Leah took a printed page from her back pocket. ‘I found this in the newspaper archive – it’s Hester and Albert on their wedding day.’
‘Oh, so that’s what they looked like. That’s great,’ Mark said.
‘Did you bring the picture of Thomas? Hester’s son? Can I see it?’ Leah asked. Mark pulled it from his coat pocket and handed it to her. She held the two portraits up side by side. The flimsy printout flapped a little in the breeze. ‘What do you notice?’
Mark obediently studied the two pictures for a while, and then shrugged.
‘I don’t know. What am I supposed to be seeing?’
‘The
eyes
, Mark. Any A-level biology student will tell you – it’s almost impossible for two blue-eyed people to have a brown-eyed child. Thomas wasn’t
Albert’s
son. He was Robin Durrant’s.’
‘My God … are you sure?’
‘I’m sure. They must have had a fling or something. Something that of course ended badly when the murder and all the rest of it
happened. The CWGC can do a DNA test for you, if you like. Your great-grandfather was a theosophist, was convicted of a murder he didn’t commit, and was sent to fight in the trenches like a lot of convicts. And he died there, with all of his secrets intact. Until now.’

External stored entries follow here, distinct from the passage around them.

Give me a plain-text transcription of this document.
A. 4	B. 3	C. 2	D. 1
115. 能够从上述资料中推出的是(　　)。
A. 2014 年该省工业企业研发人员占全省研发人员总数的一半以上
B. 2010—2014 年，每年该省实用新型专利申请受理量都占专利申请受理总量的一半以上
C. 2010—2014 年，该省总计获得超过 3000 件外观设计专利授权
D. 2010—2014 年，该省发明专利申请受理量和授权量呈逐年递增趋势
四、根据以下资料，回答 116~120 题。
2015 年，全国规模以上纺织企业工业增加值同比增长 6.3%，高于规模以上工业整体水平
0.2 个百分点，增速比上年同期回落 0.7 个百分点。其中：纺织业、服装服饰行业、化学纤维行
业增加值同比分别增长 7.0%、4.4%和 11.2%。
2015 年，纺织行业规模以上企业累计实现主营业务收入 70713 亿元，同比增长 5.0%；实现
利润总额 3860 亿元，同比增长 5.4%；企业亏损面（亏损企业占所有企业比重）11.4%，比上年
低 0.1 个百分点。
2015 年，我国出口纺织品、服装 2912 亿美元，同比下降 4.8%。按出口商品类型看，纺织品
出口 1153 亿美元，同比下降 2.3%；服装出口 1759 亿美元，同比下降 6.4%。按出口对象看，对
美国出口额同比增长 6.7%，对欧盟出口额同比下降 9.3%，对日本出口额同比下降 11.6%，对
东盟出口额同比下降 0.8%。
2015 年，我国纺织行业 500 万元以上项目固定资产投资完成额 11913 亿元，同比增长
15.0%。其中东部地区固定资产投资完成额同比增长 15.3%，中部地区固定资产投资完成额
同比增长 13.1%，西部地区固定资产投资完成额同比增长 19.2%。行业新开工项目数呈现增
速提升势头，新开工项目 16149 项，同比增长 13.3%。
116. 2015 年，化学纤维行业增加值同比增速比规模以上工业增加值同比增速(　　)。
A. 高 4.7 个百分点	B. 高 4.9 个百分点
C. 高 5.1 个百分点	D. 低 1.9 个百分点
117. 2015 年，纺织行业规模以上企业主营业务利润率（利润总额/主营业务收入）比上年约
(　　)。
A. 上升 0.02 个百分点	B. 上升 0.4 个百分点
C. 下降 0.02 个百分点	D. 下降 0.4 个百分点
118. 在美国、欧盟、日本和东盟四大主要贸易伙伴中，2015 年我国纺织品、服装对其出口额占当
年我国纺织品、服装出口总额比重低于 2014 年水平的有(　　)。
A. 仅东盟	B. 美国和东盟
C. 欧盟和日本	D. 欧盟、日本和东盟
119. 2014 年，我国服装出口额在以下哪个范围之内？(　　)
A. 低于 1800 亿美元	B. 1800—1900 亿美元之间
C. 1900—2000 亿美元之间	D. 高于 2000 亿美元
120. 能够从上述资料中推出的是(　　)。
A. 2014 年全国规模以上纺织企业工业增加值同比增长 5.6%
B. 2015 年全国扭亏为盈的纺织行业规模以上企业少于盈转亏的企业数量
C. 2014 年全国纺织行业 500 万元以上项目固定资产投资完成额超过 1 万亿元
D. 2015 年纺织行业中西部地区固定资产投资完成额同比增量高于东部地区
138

They walked on for a bit longer, still searching, until Leah’s eyes lit upon the name she’d been looking for.
‘Here! Here she is,’ she said. But her excitement quickly faded into something more subdued. It was a small gravestone, so weathered and furred with lichen that it was easy to overlook. It sagged sideways with a slightly weary air, and the turf in front of it was tussocked and neglected. Just visible were chiselled words, the name and the epitaph.
Catherine Morley, April 1889 – August 1911. Safe in the Arms of the Lord
. ‘Her nickname was Black Cat, according to the papers,’ Leah said.
‘Why?’ Mark asked, as they crouched down by the stone. He put out his hand and brushed gritty lichen from her name with his thumb.
‘Who knows? Some things are just lost, after so much time. It could have been a slur on her character,’ Leah sighed. She put the bouquet of flowers on the grave and they looked out of place, too bright.
‘God, she was only twenty-two. So young. You haven’t got anything else to spring on me, have you? Cat Morley wasn’t my long-lost cousin or something?’ Mark smiled.